The Problem Is Attention
“The problem with FOMO is the individuals it impacts are looking outward instead of inward,“ McLaughlin said. “When you’re so tuned in to the ‘other,’ or the ‘better’ (in your mind), you lose your authentic sense of self. This constant fear of missing out means you are not participating as a real person in your own world.”
Your happiness is determined by how you allocate your attention. What you attend to drives your behavior and it determines your happiness. Attention is the glue that holds your life together… The scarcity of attentional resources means that you must consider how you can make and facilitate better decisions about what to pay attention to and in what ways. If you are not as happy as you could be, then you must be misallocating your attention… So changing behavior and enhancing happiness is as much about withdrawing attention from the negative as it is about attending to the positive.

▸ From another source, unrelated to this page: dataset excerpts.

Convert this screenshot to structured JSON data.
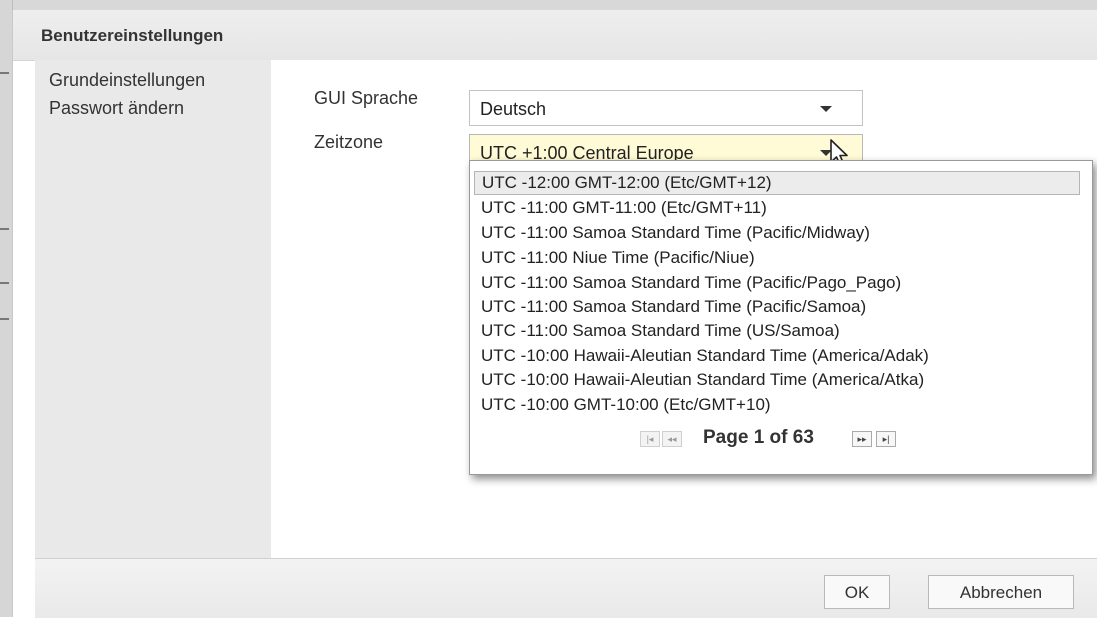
{
  "dialog": {
    "title": "Benutzereinstellungen"
  },
  "sidebar": {
    "items": [
      {
        "label": "Grundeinstellungen"
      },
      {
        "label": "Passwort ändern"
      }
    ]
  },
  "form": {
    "gui_language": {
      "label": "GUI Sprache",
      "value": "Deutsch"
    },
    "timezone": {
      "label": "Zeitzone",
      "value_part1": "UTC",
      "value_part2": " +1:00 Central ",
      "value_part3": "Europe"
    }
  },
  "dropdown": {
    "options": [
      "UTC -12:00 GMT-12:00 (Etc/GMT+12)",
      "UTC -11:00 GMT-11:00 (Etc/GMT+11)",
      "UTC -11:00 Samoa Standard Time (Pacific/Midway)",
      "UTC -11:00 Niue Time (Pacific/Niue)",
      "UTC -11:00 Samoa Standard Time (Pacific/Pago_Pago)",
      "UTC -11:00 Samoa Standard Time (Pacific/Samoa)",
      "UTC -11:00 Samoa Standard Time (US/Samoa)",
      "UTC -10:00 Hawaii-Aleutian Standard Time (America/Adak)",
      "UTC -10:00 Hawaii-Aleutian Standard Time (America/Atka)",
      "UTC -10:00 GMT-10:00 (Etc/GMT+10)"
    ],
    "selected_index": 0,
    "pager": {
      "text": "Page 1 of 63",
      "first_icon": "first-page-icon",
      "prev_icon": "prev-page-icon",
      "next_icon": "next-page-icon",
      "last_icon": "last-page-icon"
    }
  },
  "footer": {
    "ok_label": "OK",
    "cancel_label": "Abbrechen"
  },
  "colors": {
    "focused_field_bg": "#fffbd6",
    "selected_option_bg": "#ececec"
  }
}
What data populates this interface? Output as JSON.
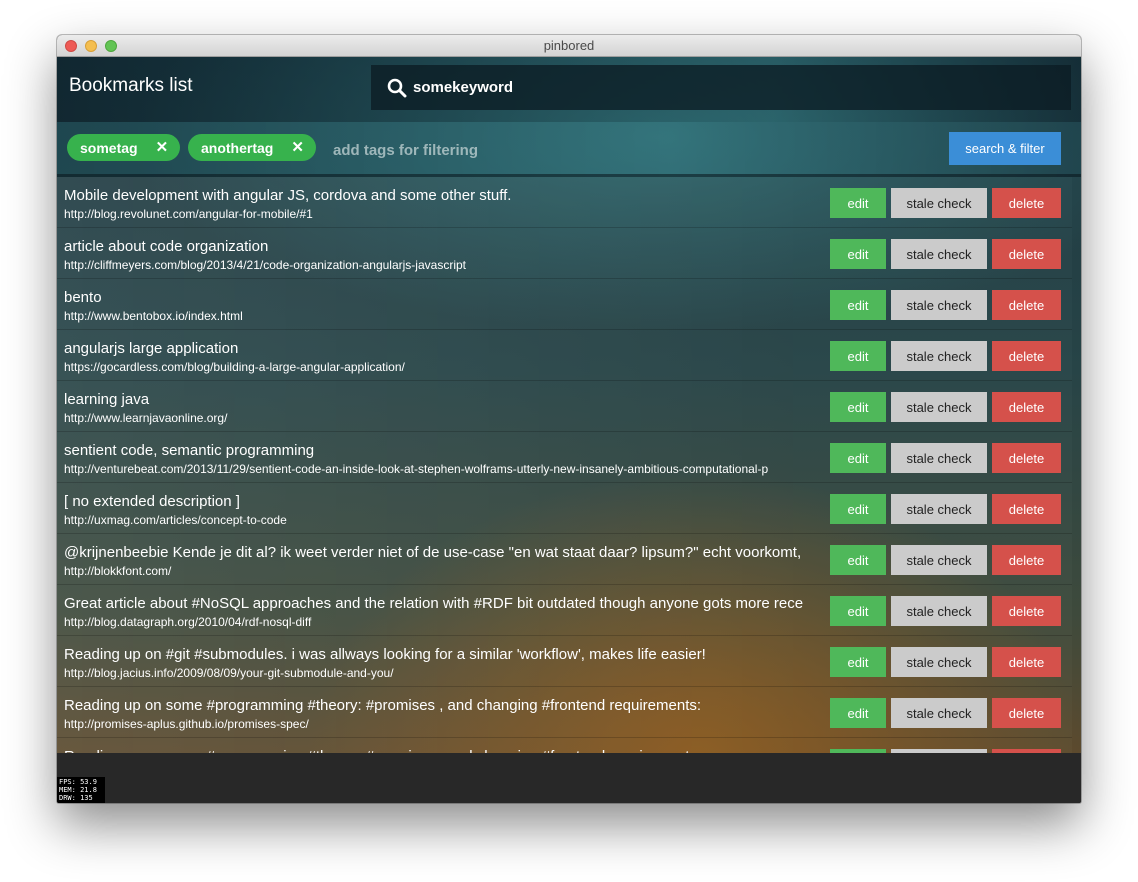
{
  "window": {
    "title": "pinbored"
  },
  "header": {
    "title": "Bookmarks list",
    "search": {
      "value": "somekeyword"
    }
  },
  "tagbar": {
    "tags": [
      {
        "label": "sometag"
      },
      {
        "label": "anothertag"
      }
    ],
    "remove_glyph": "✕",
    "placeholder": "add tags for filtering",
    "filter_button": "search & filter"
  },
  "bookmarks": [
    {
      "title": "Mobile development with angular JS, cordova and some other stuff.",
      "url": "http://blog.revolunet.com/angular-for-mobile/#1"
    },
    {
      "title": "article about code organization",
      "url": "http://cliffmeyers.com/blog/2013/4/21/code-organization-angularjs-javascript"
    },
    {
      "title": "bento",
      "url": "http://www.bentobox.io/index.html"
    },
    {
      "title": "angularjs large application",
      "url": "https://gocardless.com/blog/building-a-large-angular-application/"
    },
    {
      "title": "learning java",
      "url": "http://www.learnjavaonline.org/"
    },
    {
      "title": "sentient code, semantic programming",
      "url": "http://venturebeat.com/2013/11/29/sentient-code-an-inside-look-at-stephen-wolframs-utterly-new-insanely-ambitious-computational-p"
    },
    {
      "title": "[ no extended description ]",
      "url": "http://uxmag.com/articles/concept-to-code"
    },
    {
      "title": "@krijnenbeebie Kende je dit al?  ik weet verder niet of de use-case \"en wat staat daar? lipsum?\" echt voorkomt,",
      "url": "http://blokkfont.com/"
    },
    {
      "title": "Great article about #NoSQL approaches and the relation with #RDF  bit outdated though anyone gots more rece",
      "url": "http://blog.datagraph.org/2010/04/rdf-nosql-diff"
    },
    {
      "title": "Reading up on #git #submodules. i was allways looking for a similar 'workflow', makes life easier!",
      "url": "http://blog.jacius.info/2009/08/09/your-git-submodule-and-you/"
    },
    {
      "title": "Reading up on some #programming #theory: #promises , and changing #frontend requirements:",
      "url": "http://promises-aplus.github.io/promises-spec/"
    },
    {
      "title": "Reading up on some #programming #theory: #promises , and changing #frontend requirements:",
      "url": ""
    }
  ],
  "row_actions": {
    "edit": "edit",
    "stale_check": "stale check",
    "delete": "delete"
  },
  "stats": {
    "fps": "FPS: 53.9",
    "mem": "MEM: 21.8",
    "drw": "DRW: 135"
  }
}
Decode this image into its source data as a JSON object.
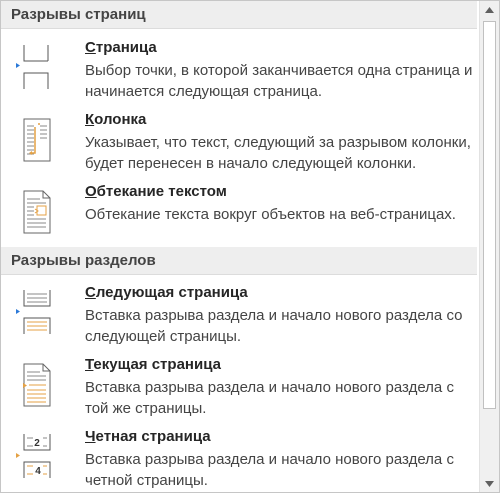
{
  "sections": {
    "page_breaks": {
      "header": "Разрывы страниц",
      "items": [
        {
          "title_accel": "С",
          "title_rest": "траница",
          "description": "Выбор точки, в которой заканчивается одна страница и начинается следующая страница.",
          "icon": "page-break-icon"
        },
        {
          "title_accel": "К",
          "title_rest": "олонка",
          "description": "Указывает, что текст, следующий за разрывом колонки, будет перенесен в начало следующей колонки.",
          "icon": "column-break-icon"
        },
        {
          "title_accel": "О",
          "title_rest": "бтекание текстом",
          "description": "Обтекание текста вокруг объектов на веб-страницах.",
          "icon": "text-wrapping-icon"
        }
      ]
    },
    "section_breaks": {
      "header": "Разрывы разделов",
      "items": [
        {
          "title_accel": "С",
          "title_rest": "ледующая страница",
          "description": "Вставка разрыва раздела и начало нового раздела со следующей страницы.",
          "icon": "next-page-section-icon"
        },
        {
          "title_accel": "Т",
          "title_rest": "екущая страница",
          "description": "Вставка разрыва раздела и начало нового раздела с той же страницы.",
          "icon": "continuous-section-icon"
        },
        {
          "title_accel": "Ч",
          "title_rest": "етная страница",
          "description": "Вставка разрыва раздела и начало нового раздела с четной страницы.",
          "icon": "even-page-section-icon",
          "icon_numbers": [
            "2",
            "4"
          ]
        }
      ]
    }
  },
  "colors": {
    "accent": "#2b79d8",
    "orange": "#e4a144",
    "header_bg": "#eeeeee"
  }
}
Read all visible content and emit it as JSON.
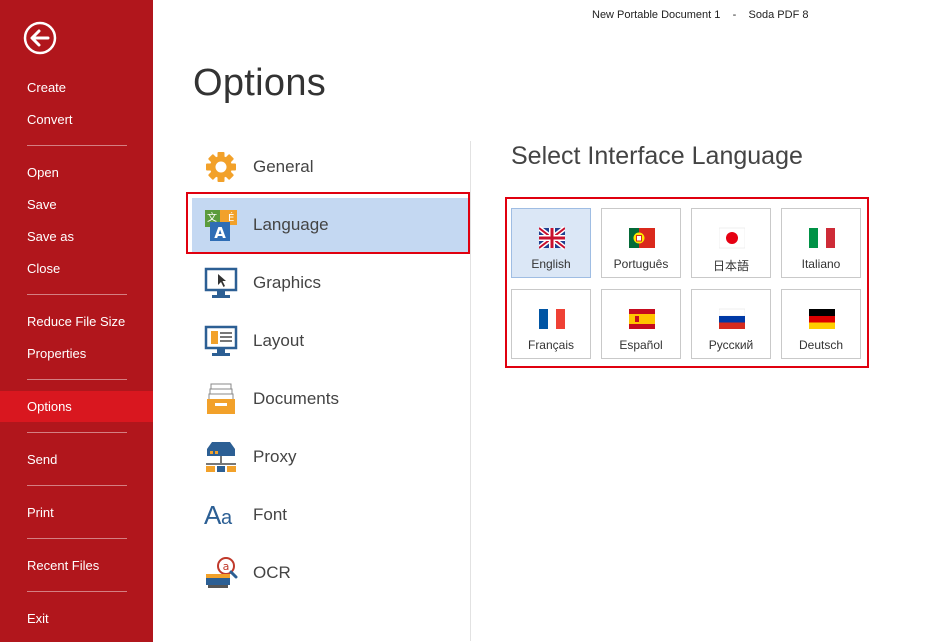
{
  "window": {
    "document_name": "New Portable Document 1",
    "separator": "-",
    "app_name": "Soda PDF 8"
  },
  "sidebar": {
    "items": [
      {
        "label": "Create"
      },
      {
        "label": "Convert"
      },
      {
        "label": "Open"
      },
      {
        "label": "Save"
      },
      {
        "label": "Save as"
      },
      {
        "label": "Close"
      },
      {
        "label": "Reduce File Size"
      },
      {
        "label": "Properties"
      },
      {
        "label": "Options",
        "active": true
      },
      {
        "label": "Send"
      },
      {
        "label": "Print"
      },
      {
        "label": "Recent Files"
      },
      {
        "label": "Exit"
      }
    ]
  },
  "page": {
    "title": "Options"
  },
  "options_menu": {
    "items": [
      {
        "label": "General",
        "icon": "gear-icon"
      },
      {
        "label": "Language",
        "icon": "language-icon",
        "active": true
      },
      {
        "label": "Graphics",
        "icon": "monitor-cursor-icon"
      },
      {
        "label": "Layout",
        "icon": "layout-icon"
      },
      {
        "label": "Documents",
        "icon": "documents-tray-icon"
      },
      {
        "label": "Proxy",
        "icon": "proxy-network-icon"
      },
      {
        "label": "Font",
        "icon": "font-aa-icon"
      },
      {
        "label": "OCR",
        "icon": "ocr-scanner-icon"
      }
    ]
  },
  "language_panel": {
    "title": "Select Interface Language",
    "languages": [
      {
        "label": "English",
        "flag": "uk-flag-icon",
        "selected": true
      },
      {
        "label": "Português",
        "flag": "portugal-flag-icon"
      },
      {
        "label": "日本語",
        "flag": "japan-flag-icon"
      },
      {
        "label": "Italiano",
        "flag": "italy-flag-icon"
      },
      {
        "label": "Français",
        "flag": "france-flag-icon"
      },
      {
        "label": "Español",
        "flag": "spain-flag-icon"
      },
      {
        "label": "Русский",
        "flag": "russia-flag-icon"
      },
      {
        "label": "Deutsch",
        "flag": "germany-flag-icon"
      }
    ]
  },
  "colors": {
    "sidebar": "#b1161c",
    "sidebar_active": "#d9171f",
    "highlight": "#e0000f",
    "selection": "#c4d8f2"
  }
}
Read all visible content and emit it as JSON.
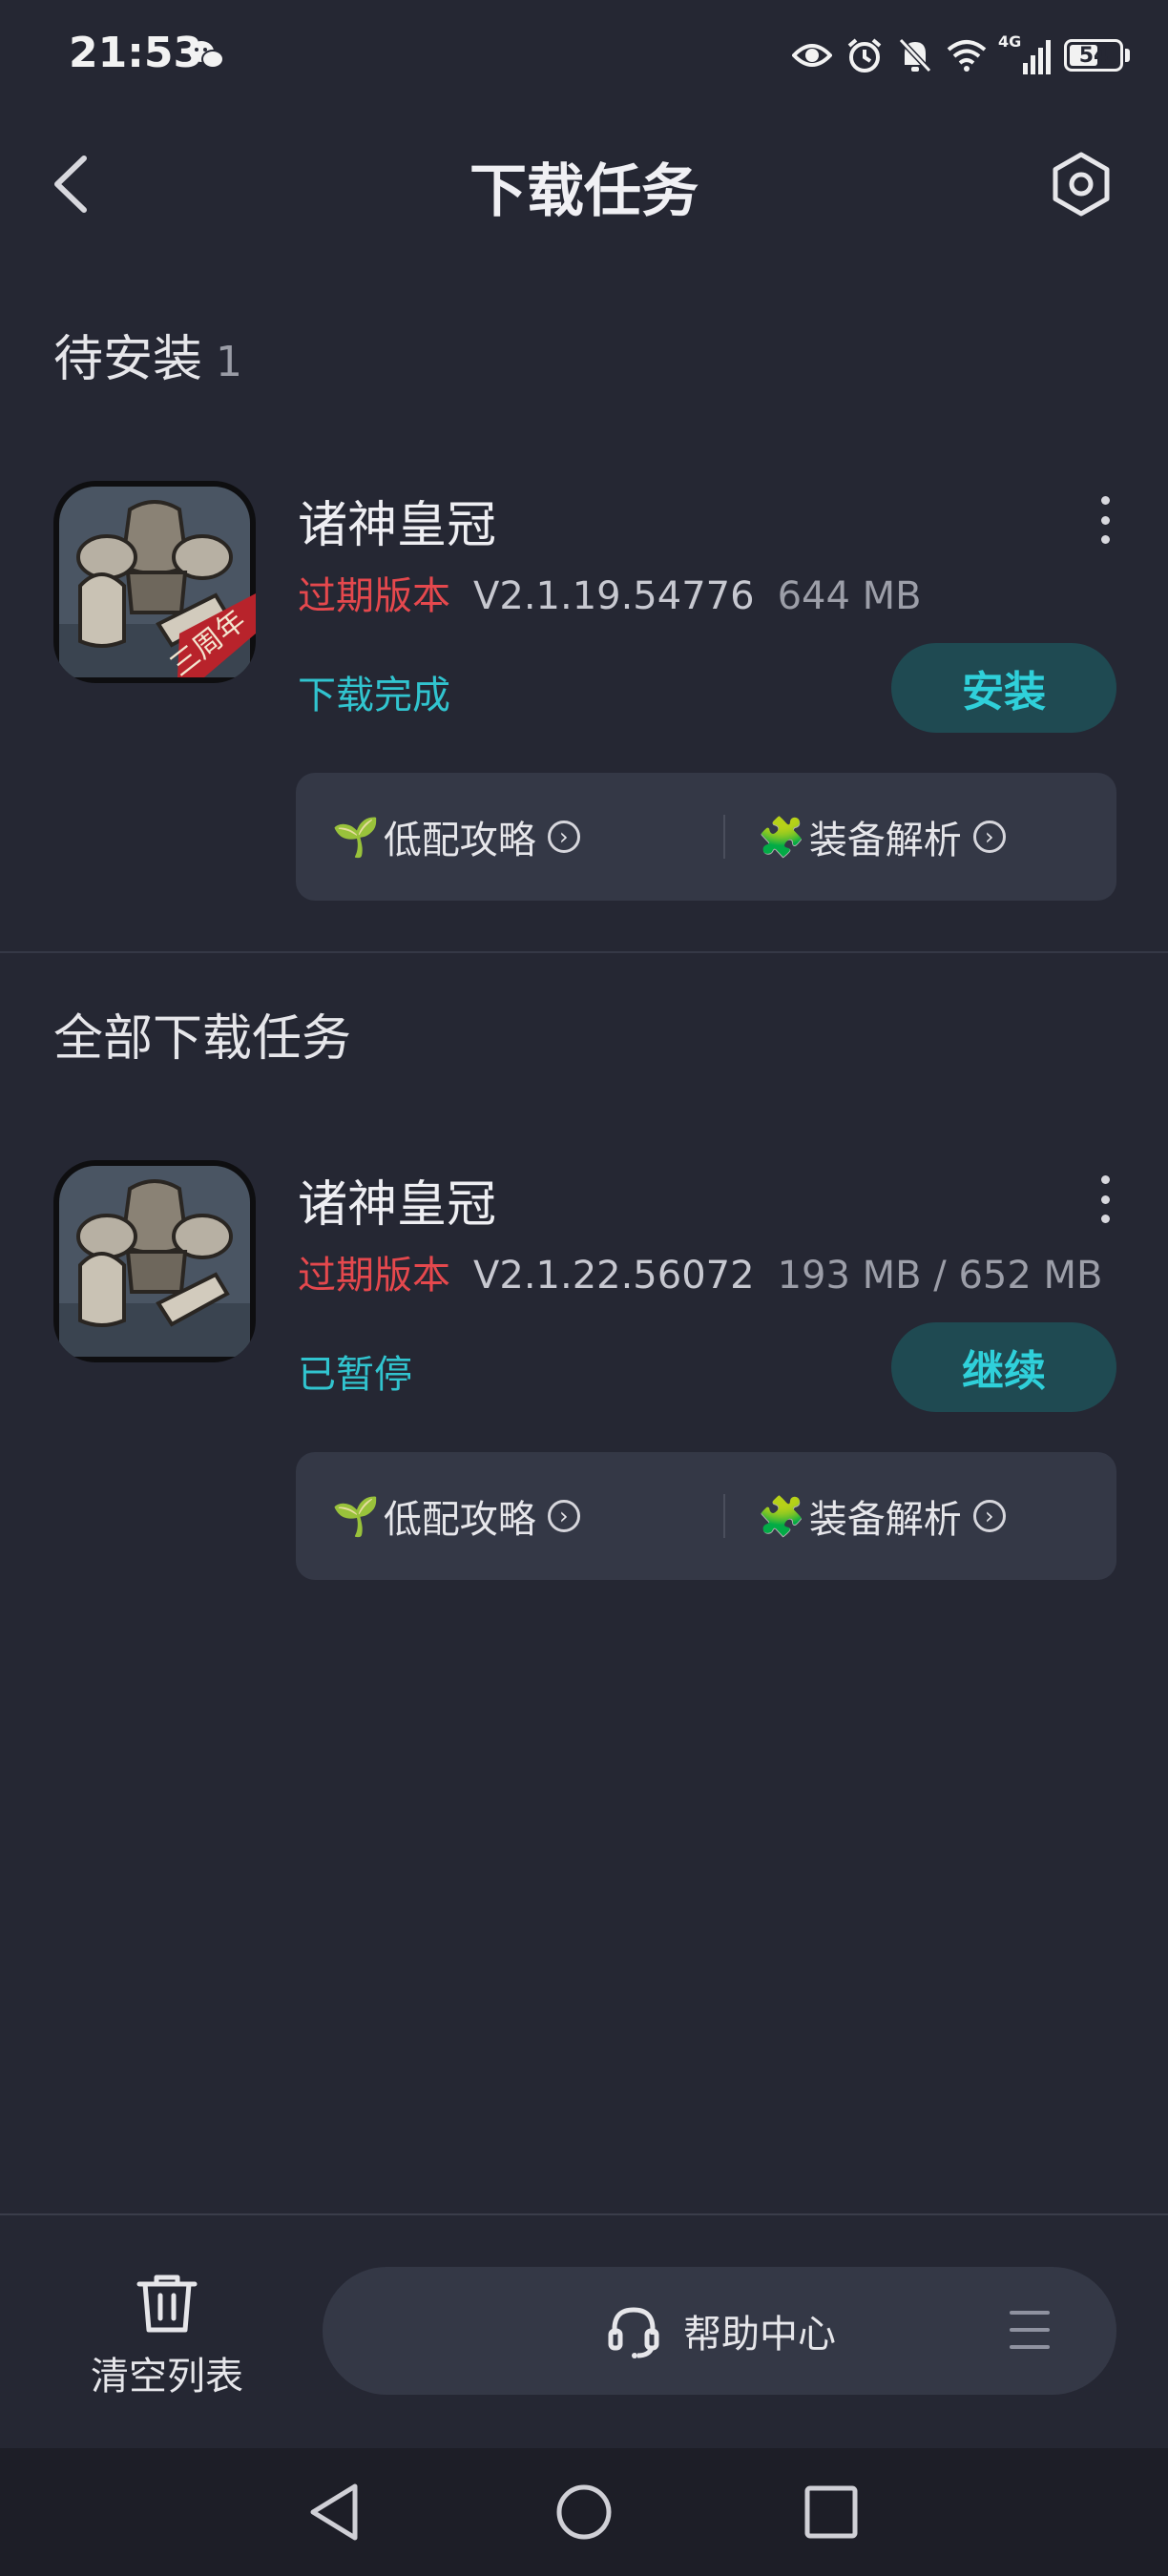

- Imagine things that you treasure (but take for granted) are suddenly taken away from you. How does that feel?
The inevitable comparisons to the fake lives on Facebook makes you feel you have less. Contemplating what you are lucky to already possess makes you feel you have more.
“For people who feel very secure in their relationships, their relationships are important to them, but they don’t feel compelled to always be connected,” Przybylski said. Social media may not create the tendency, he said, but it likely exacerbates it by making sharing so easy. “Sometimes,” he said, “it’s good to insulate yourself from the world of possibilities.”